Platform SDK: Agent

Accessing Speech Services

Although Microsoft Agent's services include support for speech input, a compatible command-and-control speech recognition engine must be installed to access Agent's speech input services. Similarly, if you want to use Microsoft Agent's speech services to support synthesized speech output for a character, you must install a compatible text-to-speech (TTS) speech engine for your character. Because Microsoft Agent's speech services are based on the Microsoft Speech API (SAPI), you can use any engines that compatibly support the required speech interfaces. Further information on the availability and use of speech recognition and text-to-speech engines is at the Microsoft Agent Downloads for Developers page.

To enable speech input support in your application, define a Command object and set its Voice property. Microsoft Agent will automatically load speech services, so that when the user presses the Listening key or you call Listen, the speech recognition engine will be loaded. By default the character's language ID will determine which engine is loaded. Agent attempts to load the first engine that SAPI returns as matching this language. Use IAgentCharacterEx::SetSRModeID if you want to load a specific engine.
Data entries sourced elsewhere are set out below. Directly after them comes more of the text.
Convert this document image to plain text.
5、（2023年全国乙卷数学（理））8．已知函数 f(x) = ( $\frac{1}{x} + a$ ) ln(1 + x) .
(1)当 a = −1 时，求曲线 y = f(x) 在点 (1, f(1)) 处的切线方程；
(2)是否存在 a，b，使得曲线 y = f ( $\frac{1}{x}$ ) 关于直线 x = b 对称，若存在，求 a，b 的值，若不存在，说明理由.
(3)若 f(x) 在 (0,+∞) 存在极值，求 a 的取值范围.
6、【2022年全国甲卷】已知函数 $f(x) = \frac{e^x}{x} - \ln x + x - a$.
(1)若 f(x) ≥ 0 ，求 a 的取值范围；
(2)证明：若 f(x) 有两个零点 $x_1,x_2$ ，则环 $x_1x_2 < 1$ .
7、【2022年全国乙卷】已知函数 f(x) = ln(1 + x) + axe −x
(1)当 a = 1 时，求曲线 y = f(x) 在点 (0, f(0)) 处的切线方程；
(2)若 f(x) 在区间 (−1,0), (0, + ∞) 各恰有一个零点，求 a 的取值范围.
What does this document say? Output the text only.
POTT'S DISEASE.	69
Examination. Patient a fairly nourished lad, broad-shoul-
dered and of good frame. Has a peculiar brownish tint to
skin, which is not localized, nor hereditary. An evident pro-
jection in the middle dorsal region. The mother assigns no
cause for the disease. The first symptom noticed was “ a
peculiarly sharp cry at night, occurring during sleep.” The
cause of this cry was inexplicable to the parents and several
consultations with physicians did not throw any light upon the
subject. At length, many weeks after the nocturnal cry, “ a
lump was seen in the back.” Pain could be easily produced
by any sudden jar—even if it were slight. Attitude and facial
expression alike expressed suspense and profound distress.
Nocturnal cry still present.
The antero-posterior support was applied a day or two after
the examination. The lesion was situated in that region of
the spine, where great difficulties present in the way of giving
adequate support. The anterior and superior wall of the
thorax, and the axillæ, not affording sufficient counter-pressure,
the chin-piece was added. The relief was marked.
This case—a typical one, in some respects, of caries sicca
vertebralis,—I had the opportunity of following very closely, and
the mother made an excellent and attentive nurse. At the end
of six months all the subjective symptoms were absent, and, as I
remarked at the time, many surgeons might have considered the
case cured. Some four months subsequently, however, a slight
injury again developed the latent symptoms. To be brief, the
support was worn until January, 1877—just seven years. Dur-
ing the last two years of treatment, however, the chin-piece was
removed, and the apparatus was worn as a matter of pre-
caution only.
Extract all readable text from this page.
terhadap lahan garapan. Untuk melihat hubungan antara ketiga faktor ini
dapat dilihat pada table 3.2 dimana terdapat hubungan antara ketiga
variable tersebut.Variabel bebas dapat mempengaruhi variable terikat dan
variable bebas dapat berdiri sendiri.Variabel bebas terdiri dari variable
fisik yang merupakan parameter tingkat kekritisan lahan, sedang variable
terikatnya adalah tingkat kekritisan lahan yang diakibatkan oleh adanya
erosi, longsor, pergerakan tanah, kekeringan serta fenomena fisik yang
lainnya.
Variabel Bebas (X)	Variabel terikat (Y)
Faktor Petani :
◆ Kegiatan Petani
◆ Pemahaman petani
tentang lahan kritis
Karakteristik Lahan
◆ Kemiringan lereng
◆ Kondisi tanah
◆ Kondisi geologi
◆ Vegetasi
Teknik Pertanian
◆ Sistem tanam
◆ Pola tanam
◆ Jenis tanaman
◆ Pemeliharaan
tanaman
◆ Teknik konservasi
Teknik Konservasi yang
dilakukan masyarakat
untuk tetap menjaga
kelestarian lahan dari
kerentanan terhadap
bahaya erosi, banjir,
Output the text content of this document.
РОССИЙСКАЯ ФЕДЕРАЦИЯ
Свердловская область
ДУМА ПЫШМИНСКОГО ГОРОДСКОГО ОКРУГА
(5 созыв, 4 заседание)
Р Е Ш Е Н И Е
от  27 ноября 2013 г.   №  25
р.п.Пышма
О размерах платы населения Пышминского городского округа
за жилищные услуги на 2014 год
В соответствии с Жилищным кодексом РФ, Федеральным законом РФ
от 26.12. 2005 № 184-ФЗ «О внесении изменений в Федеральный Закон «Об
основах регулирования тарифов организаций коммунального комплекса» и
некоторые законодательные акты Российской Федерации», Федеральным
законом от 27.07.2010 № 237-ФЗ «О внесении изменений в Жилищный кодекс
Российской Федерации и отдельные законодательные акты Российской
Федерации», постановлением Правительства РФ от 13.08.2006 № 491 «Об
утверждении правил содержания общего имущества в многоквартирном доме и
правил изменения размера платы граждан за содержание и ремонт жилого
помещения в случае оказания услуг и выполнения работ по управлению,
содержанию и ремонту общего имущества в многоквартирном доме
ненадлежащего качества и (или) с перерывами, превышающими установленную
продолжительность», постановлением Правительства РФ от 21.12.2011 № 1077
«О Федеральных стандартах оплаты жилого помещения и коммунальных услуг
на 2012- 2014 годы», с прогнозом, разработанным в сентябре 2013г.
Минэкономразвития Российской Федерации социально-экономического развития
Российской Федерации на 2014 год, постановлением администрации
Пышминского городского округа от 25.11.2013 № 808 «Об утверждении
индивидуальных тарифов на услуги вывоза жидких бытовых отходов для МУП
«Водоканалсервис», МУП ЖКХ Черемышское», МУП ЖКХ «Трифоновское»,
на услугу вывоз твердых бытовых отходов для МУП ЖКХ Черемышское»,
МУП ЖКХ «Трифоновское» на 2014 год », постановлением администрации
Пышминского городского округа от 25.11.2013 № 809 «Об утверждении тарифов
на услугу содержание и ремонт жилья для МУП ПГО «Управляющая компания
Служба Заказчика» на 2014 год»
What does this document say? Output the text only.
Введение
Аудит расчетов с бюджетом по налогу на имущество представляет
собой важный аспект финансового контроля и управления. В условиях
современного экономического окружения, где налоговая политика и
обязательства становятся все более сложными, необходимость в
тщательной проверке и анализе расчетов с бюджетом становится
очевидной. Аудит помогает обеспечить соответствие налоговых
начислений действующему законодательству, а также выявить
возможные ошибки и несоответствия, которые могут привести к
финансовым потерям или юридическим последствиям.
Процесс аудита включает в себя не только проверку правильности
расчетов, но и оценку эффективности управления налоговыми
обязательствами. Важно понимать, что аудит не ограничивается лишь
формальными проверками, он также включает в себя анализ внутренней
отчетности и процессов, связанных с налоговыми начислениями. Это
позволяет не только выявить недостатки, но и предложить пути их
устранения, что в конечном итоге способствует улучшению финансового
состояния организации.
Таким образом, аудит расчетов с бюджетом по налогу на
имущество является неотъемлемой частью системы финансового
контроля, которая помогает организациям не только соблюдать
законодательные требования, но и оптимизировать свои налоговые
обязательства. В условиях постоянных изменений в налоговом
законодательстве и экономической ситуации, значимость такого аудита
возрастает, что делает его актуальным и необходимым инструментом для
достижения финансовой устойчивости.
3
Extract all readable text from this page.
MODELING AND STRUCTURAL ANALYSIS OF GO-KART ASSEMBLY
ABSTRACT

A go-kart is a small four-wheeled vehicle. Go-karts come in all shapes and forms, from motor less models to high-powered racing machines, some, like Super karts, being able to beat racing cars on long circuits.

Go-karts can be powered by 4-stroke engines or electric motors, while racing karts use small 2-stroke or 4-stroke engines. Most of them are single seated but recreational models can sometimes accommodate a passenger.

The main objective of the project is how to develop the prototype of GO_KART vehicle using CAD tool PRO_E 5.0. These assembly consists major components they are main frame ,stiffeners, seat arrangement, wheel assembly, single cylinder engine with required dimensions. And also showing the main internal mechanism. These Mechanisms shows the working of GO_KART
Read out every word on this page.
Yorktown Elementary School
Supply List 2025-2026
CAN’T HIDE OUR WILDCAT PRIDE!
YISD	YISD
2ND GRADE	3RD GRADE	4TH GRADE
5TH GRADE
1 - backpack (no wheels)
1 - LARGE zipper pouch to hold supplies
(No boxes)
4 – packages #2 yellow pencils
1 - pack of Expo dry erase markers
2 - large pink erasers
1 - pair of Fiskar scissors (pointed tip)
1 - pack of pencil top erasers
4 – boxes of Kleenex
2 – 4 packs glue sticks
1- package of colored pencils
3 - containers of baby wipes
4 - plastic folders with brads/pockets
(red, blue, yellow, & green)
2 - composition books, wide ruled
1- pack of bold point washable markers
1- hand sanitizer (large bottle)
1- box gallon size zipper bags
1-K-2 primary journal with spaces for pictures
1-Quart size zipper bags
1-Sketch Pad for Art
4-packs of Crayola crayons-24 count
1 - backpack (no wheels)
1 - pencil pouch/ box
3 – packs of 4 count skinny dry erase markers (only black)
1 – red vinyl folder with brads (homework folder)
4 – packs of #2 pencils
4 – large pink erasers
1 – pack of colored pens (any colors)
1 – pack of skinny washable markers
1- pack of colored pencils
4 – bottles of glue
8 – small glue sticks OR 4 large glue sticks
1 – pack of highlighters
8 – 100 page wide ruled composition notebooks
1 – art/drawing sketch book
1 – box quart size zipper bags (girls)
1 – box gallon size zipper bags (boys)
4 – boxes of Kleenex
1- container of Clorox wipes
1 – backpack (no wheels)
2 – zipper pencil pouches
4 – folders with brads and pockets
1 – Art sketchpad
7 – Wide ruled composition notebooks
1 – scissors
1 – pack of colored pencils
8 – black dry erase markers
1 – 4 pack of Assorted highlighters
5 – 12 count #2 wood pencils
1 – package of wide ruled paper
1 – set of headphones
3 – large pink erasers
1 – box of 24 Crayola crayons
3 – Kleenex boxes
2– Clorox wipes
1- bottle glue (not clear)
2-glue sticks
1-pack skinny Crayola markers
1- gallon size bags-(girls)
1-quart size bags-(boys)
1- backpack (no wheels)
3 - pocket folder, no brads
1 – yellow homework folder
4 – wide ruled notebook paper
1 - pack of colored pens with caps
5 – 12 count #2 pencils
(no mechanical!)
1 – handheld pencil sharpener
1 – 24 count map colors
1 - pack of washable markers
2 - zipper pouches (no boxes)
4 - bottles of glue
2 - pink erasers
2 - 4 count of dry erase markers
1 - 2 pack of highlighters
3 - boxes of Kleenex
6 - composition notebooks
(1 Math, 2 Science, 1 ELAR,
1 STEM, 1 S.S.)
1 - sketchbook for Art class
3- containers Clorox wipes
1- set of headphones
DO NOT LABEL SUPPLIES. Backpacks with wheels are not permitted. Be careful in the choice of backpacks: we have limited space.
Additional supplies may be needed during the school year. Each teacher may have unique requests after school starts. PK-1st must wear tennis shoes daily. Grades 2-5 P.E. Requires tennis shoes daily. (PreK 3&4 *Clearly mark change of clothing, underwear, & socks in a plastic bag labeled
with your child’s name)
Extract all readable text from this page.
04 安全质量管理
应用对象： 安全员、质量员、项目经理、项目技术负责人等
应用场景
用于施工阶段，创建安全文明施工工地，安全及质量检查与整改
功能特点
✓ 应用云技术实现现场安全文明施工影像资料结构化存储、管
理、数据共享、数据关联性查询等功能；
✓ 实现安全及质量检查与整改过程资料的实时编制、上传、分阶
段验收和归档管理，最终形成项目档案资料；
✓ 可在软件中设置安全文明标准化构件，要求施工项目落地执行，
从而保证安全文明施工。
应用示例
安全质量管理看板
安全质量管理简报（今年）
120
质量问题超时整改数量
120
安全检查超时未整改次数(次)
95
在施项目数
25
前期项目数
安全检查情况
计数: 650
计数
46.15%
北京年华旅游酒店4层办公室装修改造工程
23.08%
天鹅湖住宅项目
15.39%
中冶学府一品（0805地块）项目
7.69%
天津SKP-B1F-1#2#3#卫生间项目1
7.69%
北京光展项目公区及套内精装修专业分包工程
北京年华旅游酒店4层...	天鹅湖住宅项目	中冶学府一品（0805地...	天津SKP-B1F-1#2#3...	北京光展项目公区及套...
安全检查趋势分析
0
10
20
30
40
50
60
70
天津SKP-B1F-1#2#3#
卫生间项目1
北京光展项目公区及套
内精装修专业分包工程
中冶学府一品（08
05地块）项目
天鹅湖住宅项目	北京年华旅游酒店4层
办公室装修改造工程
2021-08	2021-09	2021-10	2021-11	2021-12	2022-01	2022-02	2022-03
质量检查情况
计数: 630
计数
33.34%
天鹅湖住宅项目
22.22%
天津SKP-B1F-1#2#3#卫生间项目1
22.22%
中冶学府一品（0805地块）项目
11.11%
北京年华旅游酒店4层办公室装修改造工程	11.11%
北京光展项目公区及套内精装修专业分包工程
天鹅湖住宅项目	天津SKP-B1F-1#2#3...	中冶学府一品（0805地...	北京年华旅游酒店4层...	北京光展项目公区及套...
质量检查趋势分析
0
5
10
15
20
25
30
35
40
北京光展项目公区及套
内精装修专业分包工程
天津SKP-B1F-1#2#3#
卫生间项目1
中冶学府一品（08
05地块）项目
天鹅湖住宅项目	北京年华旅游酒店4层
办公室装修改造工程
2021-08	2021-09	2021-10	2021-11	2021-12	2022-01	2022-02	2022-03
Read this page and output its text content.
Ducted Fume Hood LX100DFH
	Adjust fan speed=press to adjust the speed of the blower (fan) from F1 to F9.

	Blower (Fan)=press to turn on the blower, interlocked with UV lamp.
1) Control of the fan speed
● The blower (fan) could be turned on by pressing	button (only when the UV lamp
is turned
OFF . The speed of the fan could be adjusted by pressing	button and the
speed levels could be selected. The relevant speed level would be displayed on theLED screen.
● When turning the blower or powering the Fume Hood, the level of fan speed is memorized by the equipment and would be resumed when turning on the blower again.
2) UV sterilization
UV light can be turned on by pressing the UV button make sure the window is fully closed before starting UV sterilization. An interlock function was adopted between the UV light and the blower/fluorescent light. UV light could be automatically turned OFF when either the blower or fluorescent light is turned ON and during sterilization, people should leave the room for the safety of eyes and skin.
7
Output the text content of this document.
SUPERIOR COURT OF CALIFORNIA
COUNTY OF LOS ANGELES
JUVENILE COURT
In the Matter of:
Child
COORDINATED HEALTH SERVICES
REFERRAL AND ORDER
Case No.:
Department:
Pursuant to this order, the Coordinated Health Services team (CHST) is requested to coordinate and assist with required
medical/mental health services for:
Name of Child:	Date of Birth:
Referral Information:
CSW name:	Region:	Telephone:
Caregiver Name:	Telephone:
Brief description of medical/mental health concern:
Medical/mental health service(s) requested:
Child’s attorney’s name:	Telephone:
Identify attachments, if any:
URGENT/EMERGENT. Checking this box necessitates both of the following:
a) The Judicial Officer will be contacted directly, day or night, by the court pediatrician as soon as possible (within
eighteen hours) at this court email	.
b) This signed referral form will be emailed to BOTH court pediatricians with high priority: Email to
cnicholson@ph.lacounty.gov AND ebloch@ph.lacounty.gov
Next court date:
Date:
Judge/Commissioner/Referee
To enable text-to-speech output, use the Speak method. Microsoft Agent will automatically attempt to load an engine that matches the character's language ID. If the character's definition includes a specific TTS engine mode ID and that engine is available and matches the character's language ID, Agent loads that engine for the character. If not, Agent loads the first TTS engine that SAPI returns as matching the character's language setting. You can also use IAgentCharacterEx::Set

TTSModeID to load a specific engine.

Typically, Microsoft Agent loads a speech recognition engine when the Listening mode is initiated and loads a text-to-speech engine when Speak is first called. However, if you want to preload the speech engine, you can do this by querying the properties related to the speech interfaces. For example, calling IAgentCharacterEx::GetSRModeID or IAgentCharacterEx::GetTTSModeID will attempt to load that type of engine.